Regulation aside, there is arguably too much competition for too small a commercial pie. Nationally, approximately 1,400 biopharmaceutical companies are developing—by the industry’s own count—perhaps 350 drugs. Not all of these products will be successful, and even among the small fraction that do gain marketing approval from federal regulators, historical precedent suggests that fewer than one in three will garner sufficient revenues to recoup the costs of development.
During 2002, a series of study delays and failures and FDA rejections of marketing approvals have contributed to a decline in the capitalization of the sector. The NASDAQ Biotechnology Index, which dropped 16 percent in 2001, declined a stunning 49 percent during the first half of 2002.

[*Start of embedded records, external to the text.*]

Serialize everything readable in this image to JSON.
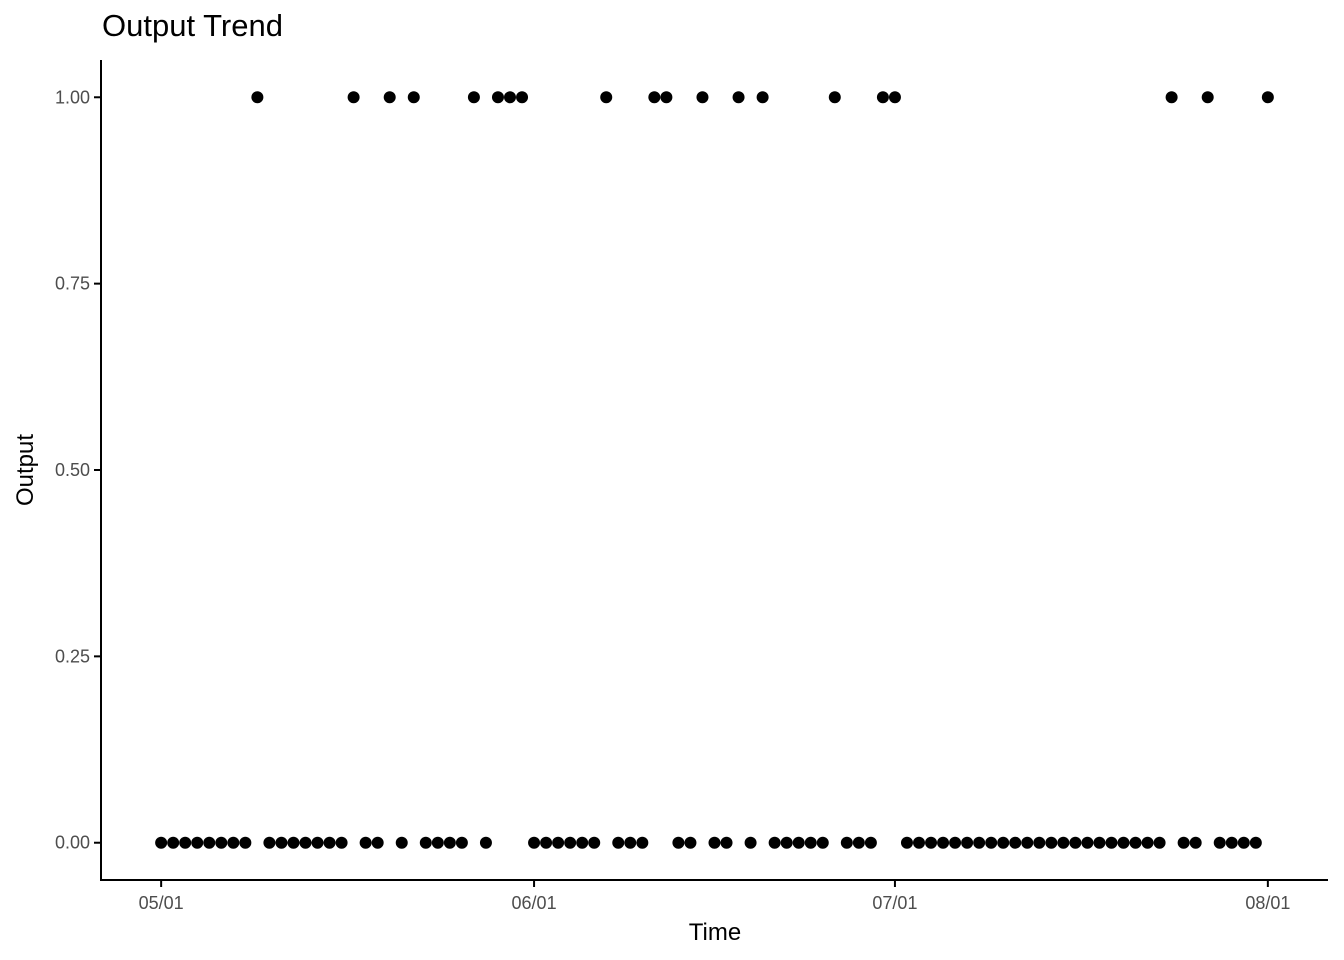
{
  "chart_data": {
    "type": "scatter",
    "title": "Output Trend",
    "xlabel": "Time",
    "ylabel": "Output",
    "x_range": [
      "2024-04-26",
      "2024-08-06"
    ],
    "ylim": [
      -0.05,
      1.05
    ],
    "grid": false,
    "x_ticks": [
      {
        "value": "2024-05-01",
        "label": "05/01"
      },
      {
        "value": "2024-06-01",
        "label": "06/01"
      },
      {
        "value": "2024-07-01",
        "label": "07/01"
      },
      {
        "value": "2024-08-01",
        "label": "08/01"
      }
    ],
    "y_ticks": [
      {
        "value": 0,
        "label": "0.00"
      },
      {
        "value": 0.25,
        "label": "0.25"
      },
      {
        "value": 0.5,
        "label": "0.50"
      },
      {
        "value": 0.75,
        "label": "0.75"
      },
      {
        "value": 1,
        "label": "1.00"
      }
    ],
    "series": [
      {
        "values": [
          {
            "x": "2024-05-01",
            "y": 0
          },
          {
            "x": "2024-05-02",
            "y": 0
          },
          {
            "x": "2024-05-03",
            "y": 0
          },
          {
            "x": "2024-05-04",
            "y": 0
          },
          {
            "x": "2024-05-05",
            "y": 0
          },
          {
            "x": "2024-05-06",
            "y": 0
          },
          {
            "x": "2024-05-07",
            "y": 0
          },
          {
            "x": "2024-05-08",
            "y": 0
          },
          {
            "x": "2024-05-09",
            "y": 1
          },
          {
            "x": "2024-05-10",
            "y": 0
          },
          {
            "x": "2024-05-11",
            "y": 0
          },
          {
            "x": "2024-05-12",
            "y": 0
          },
          {
            "x": "2024-05-13",
            "y": 0
          },
          {
            "x": "2024-05-14",
            "y": 0
          },
          {
            "x": "2024-05-15",
            "y": 0
          },
          {
            "x": "2024-05-16",
            "y": 0
          },
          {
            "x": "2024-05-17",
            "y": 1
          },
          {
            "x": "2024-05-18",
            "y": 0
          },
          {
            "x": "2024-05-19",
            "y": 0
          },
          {
            "x": "2024-05-20",
            "y": 1
          },
          {
            "x": "2024-05-21",
            "y": 0
          },
          {
            "x": "2024-05-22",
            "y": 1
          },
          {
            "x": "2024-05-23",
            "y": 0
          },
          {
            "x": "2024-05-24",
            "y": 0
          },
          {
            "x": "2024-05-25",
            "y": 0
          },
          {
            "x": "2024-05-26",
            "y": 0
          },
          {
            "x": "2024-05-27",
            "y": 1
          },
          {
            "x": "2024-05-28",
            "y": 0
          },
          {
            "x": "2024-05-29",
            "y": 1
          },
          {
            "x": "2024-05-30",
            "y": 1
          },
          {
            "x": "2024-05-31",
            "y": 1
          },
          {
            "x": "2024-06-01",
            "y": 0
          },
          {
            "x": "2024-06-02",
            "y": 0
          },
          {
            "x": "2024-06-03",
            "y": 0
          },
          {
            "x": "2024-06-04",
            "y": 0
          },
          {
            "x": "2024-06-05",
            "y": 0
          },
          {
            "x": "2024-06-06",
            "y": 0
          },
          {
            "x": "2024-06-07",
            "y": 1
          },
          {
            "x": "2024-06-08",
            "y": 0
          },
          {
            "x": "2024-06-09",
            "y": 0
          },
          {
            "x": "2024-06-10",
            "y": 0
          },
          {
            "x": "2024-06-11",
            "y": 1
          },
          {
            "x": "2024-06-12",
            "y": 1
          },
          {
            "x": "2024-06-13",
            "y": 0
          },
          {
            "x": "2024-06-14",
            "y": 0
          },
          {
            "x": "2024-06-15",
            "y": 1
          },
          {
            "x": "2024-06-16",
            "y": 0
          },
          {
            "x": "2024-06-17",
            "y": 0
          },
          {
            "x": "2024-06-18",
            "y": 1
          },
          {
            "x": "2024-06-19",
            "y": 0
          },
          {
            "x": "2024-06-20",
            "y": 1
          },
          {
            "x": "2024-06-21",
            "y": 0
          },
          {
            "x": "2024-06-22",
            "y": 0
          },
          {
            "x": "2024-06-23",
            "y": 0
          },
          {
            "x": "2024-06-24",
            "y": 0
          },
          {
            "x": "2024-06-25",
            "y": 0
          },
          {
            "x": "2024-06-26",
            "y": 1
          },
          {
            "x": "2024-06-27",
            "y": 0
          },
          {
            "x": "2024-06-28",
            "y": 0
          },
          {
            "x": "2024-06-29",
            "y": 0
          },
          {
            "x": "2024-06-30",
            "y": 1
          },
          {
            "x": "2024-07-01",
            "y": 1
          },
          {
            "x": "2024-07-02",
            "y": 0
          },
          {
            "x": "2024-07-03",
            "y": 0
          },
          {
            "x": "2024-07-04",
            "y": 0
          },
          {
            "x": "2024-07-05",
            "y": 0
          },
          {
            "x": "2024-07-06",
            "y": 0
          },
          {
            "x": "2024-07-07",
            "y": 0
          },
          {
            "x": "2024-07-08",
            "y": 0
          },
          {
            "x": "2024-07-09",
            "y": 0
          },
          {
            "x": "2024-07-10",
            "y": 0
          },
          {
            "x": "2024-07-11",
            "y": 0
          },
          {
            "x": "2024-07-12",
            "y": 0
          },
          {
            "x": "2024-07-13",
            "y": 0
          },
          {
            "x": "2024-07-14",
            "y": 0
          },
          {
            "x": "2024-07-15",
            "y": 0
          },
          {
            "x": "2024-07-16",
            "y": 0
          },
          {
            "x": "2024-07-17",
            "y": 0
          },
          {
            "x": "2024-07-18",
            "y": 0
          },
          {
            "x": "2024-07-19",
            "y": 0
          },
          {
            "x": "2024-07-20",
            "y": 0
          },
          {
            "x": "2024-07-21",
            "y": 0
          },
          {
            "x": "2024-07-22",
            "y": 0
          },
          {
            "x": "2024-07-23",
            "y": 0
          },
          {
            "x": "2024-07-24",
            "y": 1
          },
          {
            "x": "2024-07-25",
            "y": 0
          },
          {
            "x": "2024-07-26",
            "y": 0
          },
          {
            "x": "2024-07-27",
            "y": 1
          },
          {
            "x": "2024-07-28",
            "y": 0
          },
          {
            "x": "2024-07-29",
            "y": 0
          },
          {
            "x": "2024-07-30",
            "y": 0
          },
          {
            "x": "2024-07-31",
            "y": 0
          },
          {
            "x": "2024-08-01",
            "y": 1
          }
        ]
      }
    ],
    "colors": {
      "point": "#000000",
      "axis": "#000000",
      "tick_label": "#4d4d4d"
    }
  }
}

Biopharmaceutical companies are more in the red than in the pink. According to a survey of California biopharmaceutical companies, which make up about a third of those in the nation, 35 percent had no revenue in 2000, while 40 percent had no products. These data are not reassuring, especially inasmuch as the financial rescues that traditionally have come to biopharmaceutical start-ups from large-cap pharmaceutical companies are likely to become more rare. The big companies are themselves experiencing financial problems and a slump in productivity and are inclined to support only the most promising, big-ticket, low-risk products. According to data from the venture capital firm Recombinant Capital, the number of announced alliances between biotech and pharmaceutical companies fell from 524 in the year 2000 to 442 in 2002. This does not bode well in the short term for the highly innovative, niche-conscious strategy of many biopharmaceutical companies.
Perhaps even more alarming is that the woes described above have made biopharmaceutical companies less willing and able to fund research collaborations with academics. In the long term, this must adversely affect the scientific substrate on which companies’ innovation is based (to say nothing of the actual creation of the next generation of start-ups).
Biotechnology applied to pharmaceuticals has made seminal contributions to preventive and therapeutic medicine during the past 20 years but languishes far behind its potential. Important and often lifesaving products will continue to emerge, benefiting patients and perhaps lowering medical costs. However, there are too many companies chasing too few products that are overregulated and hugely expensive to test and bring to market. From the vantage point of an individual company (or investor), there seems little reason for unqualified optimism.